Le Ministère du travail vient de mettre à jour sur son site internet la fiche sur l’activité partielle pour préciser dans quels cas ce dispositif peut être mobilisé en cas de canicule.
Les entreprises dont l’activité est affectée par la canicule peuvent, en effet, solliciter le bénéfice de l’activité partielle sur le motif « toute autre circonstance de caractère exceptionnel » visé au 5° de l’article R. 5122-1 du code du travail (motif déjà existant et utilisé notamment lors du Covid).

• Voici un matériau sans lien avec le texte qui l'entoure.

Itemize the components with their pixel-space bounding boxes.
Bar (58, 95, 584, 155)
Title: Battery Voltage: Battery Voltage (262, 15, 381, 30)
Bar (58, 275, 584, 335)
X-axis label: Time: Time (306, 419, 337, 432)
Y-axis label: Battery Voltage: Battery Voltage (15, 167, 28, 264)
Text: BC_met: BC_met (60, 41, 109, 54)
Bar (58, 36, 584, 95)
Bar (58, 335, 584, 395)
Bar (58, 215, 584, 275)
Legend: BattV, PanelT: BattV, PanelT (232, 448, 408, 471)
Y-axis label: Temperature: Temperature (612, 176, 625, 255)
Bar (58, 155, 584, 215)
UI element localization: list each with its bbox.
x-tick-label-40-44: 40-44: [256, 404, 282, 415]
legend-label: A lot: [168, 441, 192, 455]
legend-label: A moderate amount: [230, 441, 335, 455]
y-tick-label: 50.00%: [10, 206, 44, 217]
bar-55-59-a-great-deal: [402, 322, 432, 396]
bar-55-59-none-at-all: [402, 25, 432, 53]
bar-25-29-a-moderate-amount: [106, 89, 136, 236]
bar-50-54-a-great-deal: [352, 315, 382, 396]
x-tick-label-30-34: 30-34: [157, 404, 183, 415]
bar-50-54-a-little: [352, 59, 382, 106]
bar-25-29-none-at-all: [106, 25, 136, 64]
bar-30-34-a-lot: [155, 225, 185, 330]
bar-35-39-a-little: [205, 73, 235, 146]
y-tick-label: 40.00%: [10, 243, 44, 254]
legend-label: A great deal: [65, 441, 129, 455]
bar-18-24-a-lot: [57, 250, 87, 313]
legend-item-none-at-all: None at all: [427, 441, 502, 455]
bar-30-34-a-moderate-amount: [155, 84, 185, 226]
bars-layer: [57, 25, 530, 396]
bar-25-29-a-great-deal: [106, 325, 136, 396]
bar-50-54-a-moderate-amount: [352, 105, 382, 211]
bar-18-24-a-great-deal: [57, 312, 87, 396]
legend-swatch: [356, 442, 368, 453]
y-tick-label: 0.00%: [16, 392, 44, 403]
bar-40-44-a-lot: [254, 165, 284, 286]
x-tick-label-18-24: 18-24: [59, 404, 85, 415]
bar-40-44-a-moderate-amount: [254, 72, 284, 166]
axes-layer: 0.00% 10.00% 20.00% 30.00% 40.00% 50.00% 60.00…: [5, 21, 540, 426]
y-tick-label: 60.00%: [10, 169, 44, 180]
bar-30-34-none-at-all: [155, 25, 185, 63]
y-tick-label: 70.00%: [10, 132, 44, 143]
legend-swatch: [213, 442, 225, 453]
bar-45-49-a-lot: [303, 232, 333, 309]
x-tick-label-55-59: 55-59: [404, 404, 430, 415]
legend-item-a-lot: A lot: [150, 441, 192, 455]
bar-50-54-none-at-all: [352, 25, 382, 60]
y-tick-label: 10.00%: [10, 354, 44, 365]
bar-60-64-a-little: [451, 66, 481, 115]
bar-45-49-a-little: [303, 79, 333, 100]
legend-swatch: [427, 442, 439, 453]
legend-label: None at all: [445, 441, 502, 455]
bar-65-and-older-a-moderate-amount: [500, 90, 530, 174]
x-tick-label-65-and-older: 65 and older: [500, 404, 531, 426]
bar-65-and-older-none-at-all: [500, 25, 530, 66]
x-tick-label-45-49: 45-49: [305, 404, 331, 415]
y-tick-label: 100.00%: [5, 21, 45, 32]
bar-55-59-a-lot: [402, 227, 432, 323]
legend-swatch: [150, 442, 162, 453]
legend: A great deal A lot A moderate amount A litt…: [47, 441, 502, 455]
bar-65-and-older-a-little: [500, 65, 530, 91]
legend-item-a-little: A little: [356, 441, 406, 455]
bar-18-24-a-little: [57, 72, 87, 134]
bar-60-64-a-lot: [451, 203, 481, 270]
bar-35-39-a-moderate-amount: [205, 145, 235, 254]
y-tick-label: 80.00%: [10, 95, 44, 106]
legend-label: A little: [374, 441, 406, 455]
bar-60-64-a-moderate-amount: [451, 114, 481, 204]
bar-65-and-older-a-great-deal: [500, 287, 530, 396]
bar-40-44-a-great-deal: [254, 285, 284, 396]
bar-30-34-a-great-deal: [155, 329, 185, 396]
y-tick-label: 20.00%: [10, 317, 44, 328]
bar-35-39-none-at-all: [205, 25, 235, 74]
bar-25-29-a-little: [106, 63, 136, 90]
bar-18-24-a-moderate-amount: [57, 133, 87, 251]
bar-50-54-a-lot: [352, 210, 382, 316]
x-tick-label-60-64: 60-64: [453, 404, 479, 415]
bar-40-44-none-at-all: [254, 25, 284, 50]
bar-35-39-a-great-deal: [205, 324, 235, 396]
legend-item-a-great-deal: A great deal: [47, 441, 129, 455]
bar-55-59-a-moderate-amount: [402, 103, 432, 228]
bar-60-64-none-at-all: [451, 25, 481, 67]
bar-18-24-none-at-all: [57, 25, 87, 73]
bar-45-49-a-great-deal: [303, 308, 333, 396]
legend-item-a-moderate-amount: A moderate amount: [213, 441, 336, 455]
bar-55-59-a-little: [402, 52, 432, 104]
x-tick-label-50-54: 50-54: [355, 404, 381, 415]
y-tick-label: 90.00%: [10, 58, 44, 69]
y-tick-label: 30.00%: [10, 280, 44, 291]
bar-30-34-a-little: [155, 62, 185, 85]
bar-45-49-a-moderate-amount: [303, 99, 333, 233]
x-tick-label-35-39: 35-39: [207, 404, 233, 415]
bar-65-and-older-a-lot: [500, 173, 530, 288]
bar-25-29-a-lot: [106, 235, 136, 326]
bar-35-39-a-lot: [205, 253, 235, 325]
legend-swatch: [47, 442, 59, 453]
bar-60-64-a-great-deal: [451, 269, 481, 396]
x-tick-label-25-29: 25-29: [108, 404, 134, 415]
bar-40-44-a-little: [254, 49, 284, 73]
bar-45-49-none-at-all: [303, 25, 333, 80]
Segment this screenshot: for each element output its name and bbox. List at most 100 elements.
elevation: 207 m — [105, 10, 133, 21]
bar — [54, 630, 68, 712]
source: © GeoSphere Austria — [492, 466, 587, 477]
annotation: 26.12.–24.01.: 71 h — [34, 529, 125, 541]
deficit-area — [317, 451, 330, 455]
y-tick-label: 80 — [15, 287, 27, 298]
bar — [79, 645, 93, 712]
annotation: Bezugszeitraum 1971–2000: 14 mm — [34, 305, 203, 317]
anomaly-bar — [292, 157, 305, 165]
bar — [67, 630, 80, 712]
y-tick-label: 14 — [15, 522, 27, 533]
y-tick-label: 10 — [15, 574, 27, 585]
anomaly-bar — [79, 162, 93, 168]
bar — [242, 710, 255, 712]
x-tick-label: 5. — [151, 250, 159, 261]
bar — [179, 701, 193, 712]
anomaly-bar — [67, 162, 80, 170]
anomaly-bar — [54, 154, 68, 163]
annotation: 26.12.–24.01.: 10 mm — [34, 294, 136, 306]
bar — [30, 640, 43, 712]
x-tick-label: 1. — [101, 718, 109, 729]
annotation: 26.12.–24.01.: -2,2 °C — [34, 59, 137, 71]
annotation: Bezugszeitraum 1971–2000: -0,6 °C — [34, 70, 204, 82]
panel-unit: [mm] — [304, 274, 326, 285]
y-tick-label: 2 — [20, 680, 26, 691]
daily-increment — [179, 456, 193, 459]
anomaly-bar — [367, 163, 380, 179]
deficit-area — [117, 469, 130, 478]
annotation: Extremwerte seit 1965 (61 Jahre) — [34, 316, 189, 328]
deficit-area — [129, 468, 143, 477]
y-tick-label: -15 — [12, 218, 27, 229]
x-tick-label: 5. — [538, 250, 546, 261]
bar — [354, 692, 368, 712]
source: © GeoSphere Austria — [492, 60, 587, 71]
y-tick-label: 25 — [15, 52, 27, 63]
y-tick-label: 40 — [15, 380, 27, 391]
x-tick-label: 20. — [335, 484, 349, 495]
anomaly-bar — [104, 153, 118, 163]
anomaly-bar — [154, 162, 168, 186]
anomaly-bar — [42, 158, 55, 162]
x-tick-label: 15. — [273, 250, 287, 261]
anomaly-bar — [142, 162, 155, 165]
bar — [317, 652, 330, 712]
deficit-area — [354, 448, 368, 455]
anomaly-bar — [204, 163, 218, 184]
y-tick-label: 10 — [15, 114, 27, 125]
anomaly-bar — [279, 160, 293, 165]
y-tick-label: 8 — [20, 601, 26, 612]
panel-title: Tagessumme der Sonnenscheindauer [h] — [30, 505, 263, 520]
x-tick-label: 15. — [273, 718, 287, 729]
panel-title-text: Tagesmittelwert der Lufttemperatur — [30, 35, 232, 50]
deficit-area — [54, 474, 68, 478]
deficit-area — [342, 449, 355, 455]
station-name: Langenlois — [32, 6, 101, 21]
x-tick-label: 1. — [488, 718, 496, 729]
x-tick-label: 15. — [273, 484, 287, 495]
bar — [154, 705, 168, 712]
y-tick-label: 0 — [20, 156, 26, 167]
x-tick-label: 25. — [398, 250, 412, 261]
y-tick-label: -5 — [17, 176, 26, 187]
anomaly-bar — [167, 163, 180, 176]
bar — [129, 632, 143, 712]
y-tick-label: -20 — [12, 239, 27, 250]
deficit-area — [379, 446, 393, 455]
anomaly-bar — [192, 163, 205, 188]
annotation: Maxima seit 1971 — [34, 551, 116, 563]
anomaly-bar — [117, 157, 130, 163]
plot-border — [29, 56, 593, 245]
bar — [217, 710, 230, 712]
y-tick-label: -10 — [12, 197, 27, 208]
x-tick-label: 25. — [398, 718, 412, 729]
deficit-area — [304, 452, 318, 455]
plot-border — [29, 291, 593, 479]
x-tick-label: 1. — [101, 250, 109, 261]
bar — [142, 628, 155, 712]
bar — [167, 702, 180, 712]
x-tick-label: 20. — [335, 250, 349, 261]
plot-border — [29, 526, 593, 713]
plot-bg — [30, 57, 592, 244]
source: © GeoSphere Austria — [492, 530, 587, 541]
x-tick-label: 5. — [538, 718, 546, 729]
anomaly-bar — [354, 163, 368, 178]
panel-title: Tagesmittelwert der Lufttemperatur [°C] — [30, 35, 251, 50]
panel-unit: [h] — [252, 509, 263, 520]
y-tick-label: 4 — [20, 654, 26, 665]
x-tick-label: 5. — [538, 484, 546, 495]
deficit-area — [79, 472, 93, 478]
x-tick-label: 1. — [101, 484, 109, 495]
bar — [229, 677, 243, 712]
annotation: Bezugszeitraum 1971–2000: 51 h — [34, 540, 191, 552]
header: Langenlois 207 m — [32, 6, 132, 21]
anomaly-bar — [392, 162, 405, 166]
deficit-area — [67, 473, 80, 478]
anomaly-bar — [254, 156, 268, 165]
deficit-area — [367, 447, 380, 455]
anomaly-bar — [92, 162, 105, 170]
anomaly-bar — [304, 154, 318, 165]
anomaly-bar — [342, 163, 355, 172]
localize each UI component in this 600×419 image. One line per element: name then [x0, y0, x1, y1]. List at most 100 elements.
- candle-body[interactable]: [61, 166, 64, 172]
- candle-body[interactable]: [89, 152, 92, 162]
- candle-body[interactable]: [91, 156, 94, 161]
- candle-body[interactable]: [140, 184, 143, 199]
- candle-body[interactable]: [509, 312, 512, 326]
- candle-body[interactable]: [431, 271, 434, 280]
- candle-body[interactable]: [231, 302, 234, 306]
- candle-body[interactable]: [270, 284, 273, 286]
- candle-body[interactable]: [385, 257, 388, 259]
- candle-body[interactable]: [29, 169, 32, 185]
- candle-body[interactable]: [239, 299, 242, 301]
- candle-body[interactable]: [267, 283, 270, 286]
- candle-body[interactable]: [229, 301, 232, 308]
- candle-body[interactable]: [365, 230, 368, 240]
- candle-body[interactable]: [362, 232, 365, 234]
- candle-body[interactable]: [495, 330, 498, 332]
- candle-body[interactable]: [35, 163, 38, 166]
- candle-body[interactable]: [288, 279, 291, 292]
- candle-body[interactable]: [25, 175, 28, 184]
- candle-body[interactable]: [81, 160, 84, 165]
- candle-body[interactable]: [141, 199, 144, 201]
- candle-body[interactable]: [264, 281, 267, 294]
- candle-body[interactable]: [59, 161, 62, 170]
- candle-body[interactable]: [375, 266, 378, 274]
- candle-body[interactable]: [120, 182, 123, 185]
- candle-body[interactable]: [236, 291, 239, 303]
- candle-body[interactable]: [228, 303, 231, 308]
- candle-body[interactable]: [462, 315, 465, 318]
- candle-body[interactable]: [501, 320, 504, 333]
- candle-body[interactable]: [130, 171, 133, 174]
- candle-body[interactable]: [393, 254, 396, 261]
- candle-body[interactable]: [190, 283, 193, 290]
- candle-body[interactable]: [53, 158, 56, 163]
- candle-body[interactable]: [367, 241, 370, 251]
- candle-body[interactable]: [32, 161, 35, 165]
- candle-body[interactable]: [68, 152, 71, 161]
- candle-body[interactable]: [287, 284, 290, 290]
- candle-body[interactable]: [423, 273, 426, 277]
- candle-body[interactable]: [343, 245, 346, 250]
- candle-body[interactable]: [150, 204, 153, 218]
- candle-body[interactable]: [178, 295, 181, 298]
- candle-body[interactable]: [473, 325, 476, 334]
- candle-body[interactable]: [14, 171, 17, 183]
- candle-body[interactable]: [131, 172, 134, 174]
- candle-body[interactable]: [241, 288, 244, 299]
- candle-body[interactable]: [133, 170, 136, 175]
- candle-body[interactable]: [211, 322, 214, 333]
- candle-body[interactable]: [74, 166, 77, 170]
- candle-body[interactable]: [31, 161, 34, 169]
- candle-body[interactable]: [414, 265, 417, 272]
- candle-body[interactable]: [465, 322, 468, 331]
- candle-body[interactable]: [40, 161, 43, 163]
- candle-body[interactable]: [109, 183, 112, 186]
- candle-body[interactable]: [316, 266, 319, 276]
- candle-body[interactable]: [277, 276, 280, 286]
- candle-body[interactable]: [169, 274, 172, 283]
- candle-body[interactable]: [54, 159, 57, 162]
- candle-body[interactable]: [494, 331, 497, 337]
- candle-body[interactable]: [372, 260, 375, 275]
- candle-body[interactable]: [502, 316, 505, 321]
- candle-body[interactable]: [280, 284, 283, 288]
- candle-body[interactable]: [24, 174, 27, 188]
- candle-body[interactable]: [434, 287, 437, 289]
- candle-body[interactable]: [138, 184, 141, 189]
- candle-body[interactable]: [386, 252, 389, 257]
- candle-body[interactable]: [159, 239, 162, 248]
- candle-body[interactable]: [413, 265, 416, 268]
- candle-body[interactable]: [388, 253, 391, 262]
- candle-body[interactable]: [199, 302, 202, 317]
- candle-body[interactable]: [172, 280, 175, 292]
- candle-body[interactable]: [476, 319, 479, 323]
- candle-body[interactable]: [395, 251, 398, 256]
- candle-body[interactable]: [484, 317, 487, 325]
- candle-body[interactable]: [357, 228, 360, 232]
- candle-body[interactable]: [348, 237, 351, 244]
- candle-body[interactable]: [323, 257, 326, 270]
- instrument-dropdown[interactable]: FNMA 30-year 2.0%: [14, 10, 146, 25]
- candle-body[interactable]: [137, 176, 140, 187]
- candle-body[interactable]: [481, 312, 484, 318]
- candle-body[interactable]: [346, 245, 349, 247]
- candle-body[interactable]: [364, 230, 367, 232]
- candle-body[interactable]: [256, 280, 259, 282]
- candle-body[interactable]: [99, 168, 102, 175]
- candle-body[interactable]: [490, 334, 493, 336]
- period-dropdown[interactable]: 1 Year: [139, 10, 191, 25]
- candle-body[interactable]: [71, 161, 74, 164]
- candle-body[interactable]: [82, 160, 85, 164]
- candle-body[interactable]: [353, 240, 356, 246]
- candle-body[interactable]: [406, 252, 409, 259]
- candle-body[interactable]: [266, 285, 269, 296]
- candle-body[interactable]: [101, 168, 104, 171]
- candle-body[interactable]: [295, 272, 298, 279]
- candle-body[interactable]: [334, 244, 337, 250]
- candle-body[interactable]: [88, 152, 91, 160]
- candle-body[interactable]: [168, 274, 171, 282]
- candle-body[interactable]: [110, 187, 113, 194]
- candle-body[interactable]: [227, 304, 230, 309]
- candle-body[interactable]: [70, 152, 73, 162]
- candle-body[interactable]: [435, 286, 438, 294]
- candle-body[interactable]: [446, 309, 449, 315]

Le Ministère précise que l’activité partielle est ouverte dès lors que le niveau de vigilance canicule orange ou rouge est déclaré par Météo France, sous réserve que l’entreprise puisse démontrer :
- le lien direct entre sa baisse/suspension d’activité et les fortes chaleurs ;
- le caractère imprévisible, irrésistible et extérieure de la baisse d’activité ;
- qu’elle a mobilisé toutes les solutions alternatives, telles que l’aménagement des horaires de travail, le recours au télétravail, la prise de congés ou encore le recours au dispositif de récupération des heures perdues.
Le Ministère ajoute que les entreprises du secteur du BTP sont invitées à recourir prioritairement au dispositif chômage-Intempéries.
Enfin, le Ministère précise que les demandes seront examinées au cas par cas par les DDETS, qui pourront inviter les entreprises à prendre des engagements en contrepartie du bénéfice du dispositif et refuser l’octroi de l’activité partielle en cas de recours récurrent à l’activité partielle sur ce même motif chaque année.
Pour rappel, le recours à l’activité partielle sur le fondement des « circonstances exceptionnelles » permet de faire la demande d’activité partielle après avoir placé les salariés en activité partielle et de consulter le CSE après la demande.